Team sports are often tribal when they're geographic in nature. Look at the football teams in say, Birmingham, for example.
Let's borrow from the great Tom Lehrer's "National Brotherhood Week" - The Villa fans hate the Blues fans, the Blues fans hate the Villa fans, the West Brom fans hate the Walsall fans and everyone hates the Wolves 😀
County cricket can be just as tribal. And fuelled by passions and conflicts. See Yorkshire CCC throughout the 1970s and 1980s as a prime example.
There are times when supporters of a club and members (where the club is mutually owned( can't make sense of the direction, leadership or governance of that club. Then things can go from being polite to nasty very quickly.
At Sussex CCC something like this happened in 1997, when members and former players ousted the incumbent board. Which led to some years of success and Sussex gaining a reputation as a place where players go to rediscover and improve their game.
Good Old Sussex By The Sea and all that. A friendly, family club with a nice seaside ground and a shark mascot with a sense of humour.
Recent events has caused the sport's governing body to put the club into special measures. Whatever sector you may operate in or be part of, that is a horrible phrase, loaded with fearmongering.

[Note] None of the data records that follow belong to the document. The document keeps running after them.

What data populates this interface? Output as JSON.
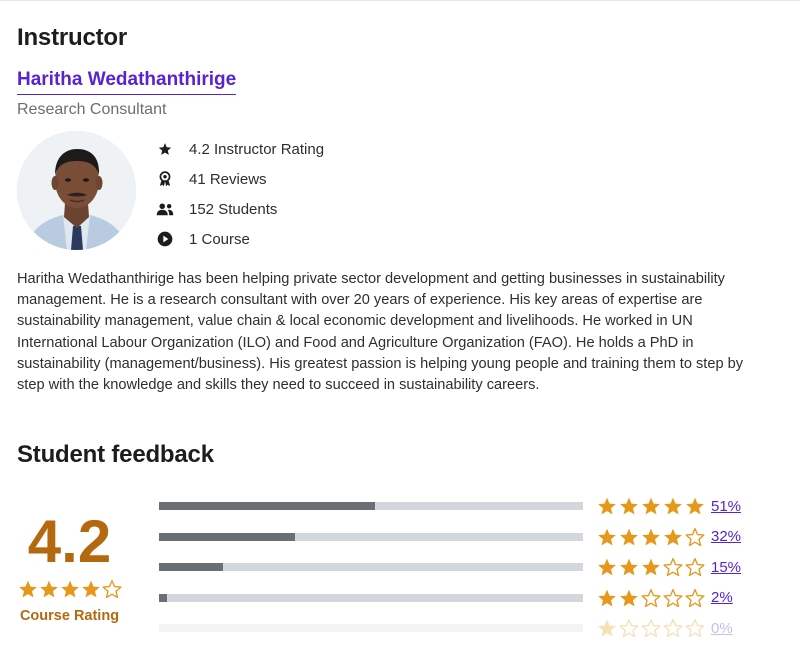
{
  "instructor": {
    "heading": "Instructor",
    "name": "Haritha Wedathanthirige",
    "job_title": "Research Consultant",
    "stats": [
      {
        "icon": "star-icon",
        "text": "4.2 Instructor Rating"
      },
      {
        "icon": "award-icon",
        "text": "41 Reviews"
      },
      {
        "icon": "people-icon",
        "text": "152 Students"
      },
      {
        "icon": "play-icon",
        "text": "1 Course"
      }
    ],
    "bio": "Haritha Wedathanthirige has been helping private sector development and getting businesses in sustainability management. He is a research consultant with over 20 years of experience. His key areas of expertise are sustainability management, value chain & local economic development and livelihoods. He worked in UN International Labour Organization (ILO) and Food and Agriculture Organization (FAO). He holds a PhD in sustainability (management/business). His greatest passion is helping young people and training them to step by step with the knowledge and skills they need to succeed in sustainability careers."
  },
  "feedback": {
    "heading": "Student feedback",
    "rating": "4.2",
    "rating_value": 4.2,
    "rating_label": "Course Rating",
    "distribution": [
      {
        "stars": 5,
        "percent": 51,
        "label": "51%"
      },
      {
        "stars": 4,
        "percent": 32,
        "label": "32%"
      },
      {
        "stars": 3,
        "percent": 15,
        "label": "15%"
      },
      {
        "stars": 2,
        "percent": 2,
        "label": "2%"
      },
      {
        "stars": 1,
        "percent": 0,
        "label": "0%"
      }
    ]
  },
  "colors": {
    "link": "#5624d0",
    "star": "#e59819",
    "rating": "#b4690e",
    "bar_fill": "#6a6f73",
    "bar_track": "#d1d7dc"
  }
}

(Context: I was recruited to work for an organisation in "special measures". Did my bit to help pull them out of that state. I'm proud of that. Wasn't a nice atmosphere to come into though.)
It has come with financial restrictions which may endanger the club's position in Division 1.
The list of signatories to the Open Letter reported below is significant - many are Sussex legends, others are current club sponsors.
Revolution may be coming again. I hope that constructive diplomacy and a peaceful solution will prevail. Cricket here doesn't need to go Full Yorkshire again.